Parents can help children focus on goals by helping them understand their strengths, listening to and sharing their interests, and by showing them how goals can be broken down into a series of small, manageable steps.

Goals can be negotiated at the start of the holidays in order to make the most out of the holidays. These can include some goals for how much recreation, social time, family time and also study time can be expected over the holidays.

 

Predictability, structure and order

Even during the holidays predictability, order and structure are important. This is because to study for an hour or two a day requires some planning and discipline. If the study is done early in the day, a child can feel a sense of achievement and personal satisfaction, and enjoy the rest of the day with a great sense of accomplishment.

 

iPhone and iWon’t

There are very many distractions for students when they try to concentrate. Primary amongst these is ready access to electronic media and social networking sites such as Facebook. An aspect of holiday discipline is to help students wean themselves off constant access to the phone, music and the internet. Surprisingly, they might find that they actually remember more, get more study done in less time, and start to intrinsically enjoy learning. The phone, music and internet will still be there in an hour!

 

Holiday revision courses

One way for older students to spend productive time during the holidays and also to meet other students is to attend holiday revision courses. Spending time at such courses can help students revise material already covered in school or to introduce areas of study that will be covered.

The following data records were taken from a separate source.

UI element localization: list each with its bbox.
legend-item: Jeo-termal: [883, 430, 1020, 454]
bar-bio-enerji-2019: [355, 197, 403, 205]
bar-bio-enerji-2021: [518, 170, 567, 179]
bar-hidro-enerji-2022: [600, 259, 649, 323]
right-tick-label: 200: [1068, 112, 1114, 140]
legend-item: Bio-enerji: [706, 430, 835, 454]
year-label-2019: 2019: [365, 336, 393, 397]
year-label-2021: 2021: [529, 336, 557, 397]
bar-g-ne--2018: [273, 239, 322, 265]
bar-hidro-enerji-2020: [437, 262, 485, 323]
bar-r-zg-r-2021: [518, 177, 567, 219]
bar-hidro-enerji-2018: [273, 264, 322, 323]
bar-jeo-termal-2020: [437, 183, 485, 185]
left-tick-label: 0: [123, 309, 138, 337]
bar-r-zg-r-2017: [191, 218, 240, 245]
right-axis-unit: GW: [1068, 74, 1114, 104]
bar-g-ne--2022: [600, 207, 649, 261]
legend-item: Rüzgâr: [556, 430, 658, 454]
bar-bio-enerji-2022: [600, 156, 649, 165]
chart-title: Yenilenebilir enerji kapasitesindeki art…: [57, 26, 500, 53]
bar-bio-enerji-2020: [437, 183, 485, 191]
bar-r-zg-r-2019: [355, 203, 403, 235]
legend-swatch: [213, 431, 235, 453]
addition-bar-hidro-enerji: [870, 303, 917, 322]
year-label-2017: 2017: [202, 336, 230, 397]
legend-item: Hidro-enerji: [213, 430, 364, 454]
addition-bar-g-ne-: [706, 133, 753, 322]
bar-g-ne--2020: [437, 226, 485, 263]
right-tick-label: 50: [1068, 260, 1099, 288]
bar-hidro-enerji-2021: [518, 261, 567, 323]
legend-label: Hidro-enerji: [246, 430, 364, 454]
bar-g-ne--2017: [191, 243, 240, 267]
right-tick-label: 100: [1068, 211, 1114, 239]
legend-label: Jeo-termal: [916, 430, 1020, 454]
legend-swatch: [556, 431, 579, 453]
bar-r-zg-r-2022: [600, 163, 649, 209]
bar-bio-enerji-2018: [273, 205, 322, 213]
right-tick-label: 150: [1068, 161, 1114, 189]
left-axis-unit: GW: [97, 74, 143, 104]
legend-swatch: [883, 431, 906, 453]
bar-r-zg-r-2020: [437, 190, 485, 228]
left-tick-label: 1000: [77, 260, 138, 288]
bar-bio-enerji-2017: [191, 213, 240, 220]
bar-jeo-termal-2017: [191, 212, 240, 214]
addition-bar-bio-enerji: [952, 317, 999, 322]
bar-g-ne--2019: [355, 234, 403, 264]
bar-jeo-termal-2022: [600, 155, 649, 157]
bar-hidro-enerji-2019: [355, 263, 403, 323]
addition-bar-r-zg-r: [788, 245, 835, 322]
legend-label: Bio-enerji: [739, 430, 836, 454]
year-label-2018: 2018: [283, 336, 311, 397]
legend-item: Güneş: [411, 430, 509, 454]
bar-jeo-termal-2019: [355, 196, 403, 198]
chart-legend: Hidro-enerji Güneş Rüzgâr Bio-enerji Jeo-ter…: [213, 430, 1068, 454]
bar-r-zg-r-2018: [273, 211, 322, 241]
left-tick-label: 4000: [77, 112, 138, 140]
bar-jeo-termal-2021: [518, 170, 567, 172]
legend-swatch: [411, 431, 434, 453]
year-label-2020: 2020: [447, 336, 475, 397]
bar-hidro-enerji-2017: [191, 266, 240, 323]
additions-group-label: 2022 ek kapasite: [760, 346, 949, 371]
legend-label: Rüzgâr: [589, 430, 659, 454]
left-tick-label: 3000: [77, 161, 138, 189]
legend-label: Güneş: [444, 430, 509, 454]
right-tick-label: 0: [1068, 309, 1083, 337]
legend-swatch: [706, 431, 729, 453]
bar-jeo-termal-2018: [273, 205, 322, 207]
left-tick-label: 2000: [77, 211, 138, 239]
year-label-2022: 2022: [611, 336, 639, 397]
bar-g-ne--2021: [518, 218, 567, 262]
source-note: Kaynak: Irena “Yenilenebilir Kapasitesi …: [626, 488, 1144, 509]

This exposure can take stress off term time. A disadvantage of these courses is that they can be expensive or require travel. An advantage of the courses is that they can help to provide focused and supported study time. Furthermore, they can be very affirming for students, especially if they already know the content and realise that they are learning strategies for applying the skills and knowledge that they already have.

 

Hitting the ground running

Students who take a few days off from all study and thereafter integrate a small amount of disciplined study into each weekday of their holidays will be doing themselves a great service. They will feel rested and relaxed whilst also ensuring that their mind is active, and they will be exercising their thinking. With some physical activity thrown in, you can have the perfect break.